PITTSBURGH, PA – Pittsburgh police will send samples of their ammunition for testing because officers worry about the bullets’ stopping power.
“If there’s an issue, which we don’t think there is, we will make sure we change it,” Assistant Chief Maurita Bryant said Friday.
She said the problem could be where officers are hitting suspects.
Fraternal Order of Police Fort Pitt Lodge No. 1 first raised concerns over a shooting March 17 in which police said Dante Bonner, 18, fired at Officer Christopher Kertis even after the suspect was hit during a gun battle in East Liberty. Those concerns were heightened Thursday, when Officer Morgan Jenkins was critically injured in a shootout with a fleeing suspect in Homewood, identified by police as James Robert Hill, 24, of Homewood.

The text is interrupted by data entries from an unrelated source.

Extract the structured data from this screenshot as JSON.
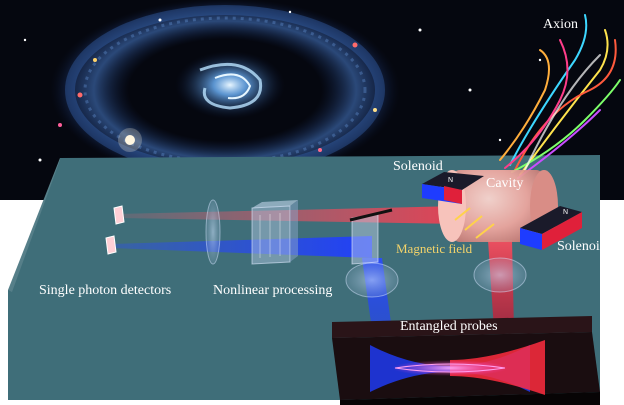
{
  "labels": {
    "axion": "Axion",
    "solenoid_left": "Solenoid",
    "solenoid_right": "Solenoid",
    "cavity": "Cavity",
    "magnetic_field": "Magnetic field",
    "single_photon_detectors": "Single photon detectors",
    "nonlinear_processing": "Nonlinear processing",
    "entangled_probes": "Entangled probes"
  },
  "colors": {
    "space_background": "#05070f",
    "table_surface": "#3f6e79",
    "red_beam": "#ff4d5e",
    "blue_beam": "#1f3dff",
    "solenoid_blue": "#1e3cff",
    "solenoid_red": "#e0203a",
    "cavity": "#f2a8a0",
    "magnetic_field_text": "#f3d36a",
    "probe_box": "#2a1418"
  },
  "icons": [
    "galaxy-image",
    "axion-streaks",
    "solenoid-magnet",
    "cavity-cylinder",
    "beam-splitter",
    "lens",
    "crystal-block",
    "photon-detector",
    "entangled-probe-box"
  ]
}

“Any time our officers fire at an individual and the individual is able to return fire, the officers are concerned with why,” Bryant said. “There’s a lot of factors why.”
Officer Eric Engelhardt, chairman of the FOP’s officer safety committee, said the union wants a review of the ammunition.
“We’re going to look at it,” he said. “That’s all we’ve said from the beginning.”
Police chose the Federal Premium Law Enforcement HST .40-caliber ammunition in 2008 based on an FBI comparison study.
“It comes down to shot placement,” said Officer John Lubawski, who oversees firearms training at the police academy. “There is no bullet out there that will cause an actor to immediately cease.”
Acting Chief Regina McDonald said Philadelphia police use the same ammunition. Police there did not return a message seeking comment.
Acting Cmdr. Kevin Kraus said Hill was able to return fire as police shot him as many as five times during the exchange about 1:30 a.m. Thursday near Chaucer Street in Homewood. The incident began when Hill, who was on the run from a halfway house for a year, fled from Jenkins and Officer Michelle Auge when they tried to stop his speeding vehicle. He crashed the car on Apple Street, and then fought with the officers.
Auge tried to use her Taser on Hill, but inadvertently spread the shock among the two officers and Hill, said Lt. Daniel Herrmann. She broke two fingers and fractured her orbital bone during the fight.
Hill ran away with Jenkins in pursuit. Hill fired multiple times at Jenkins, hitting him once in the left arm, Herrmann said. The bullet traveled into his chest, nicked his lung and stopped close to his spine, Herrmann said. Jenkins and Auge fired at Hill, but Herrmann would not say how many shots each fired.
Doctors removed the bullet from Jenkins’ back; he remained in the intensive care unit in UPMC Presbyterian, said the police lieutenant.
“His spirits are well,” Herrmann said. “His family is thankful for all the response of the city of Pittsburgh.”
Hill is in serious but stable condition at Presby under police guard, Kraus said.
A police critical-incident review board, which includes three commanders, will look into the shooting to determine if the department should address any training issues or policy violations, McDonald said.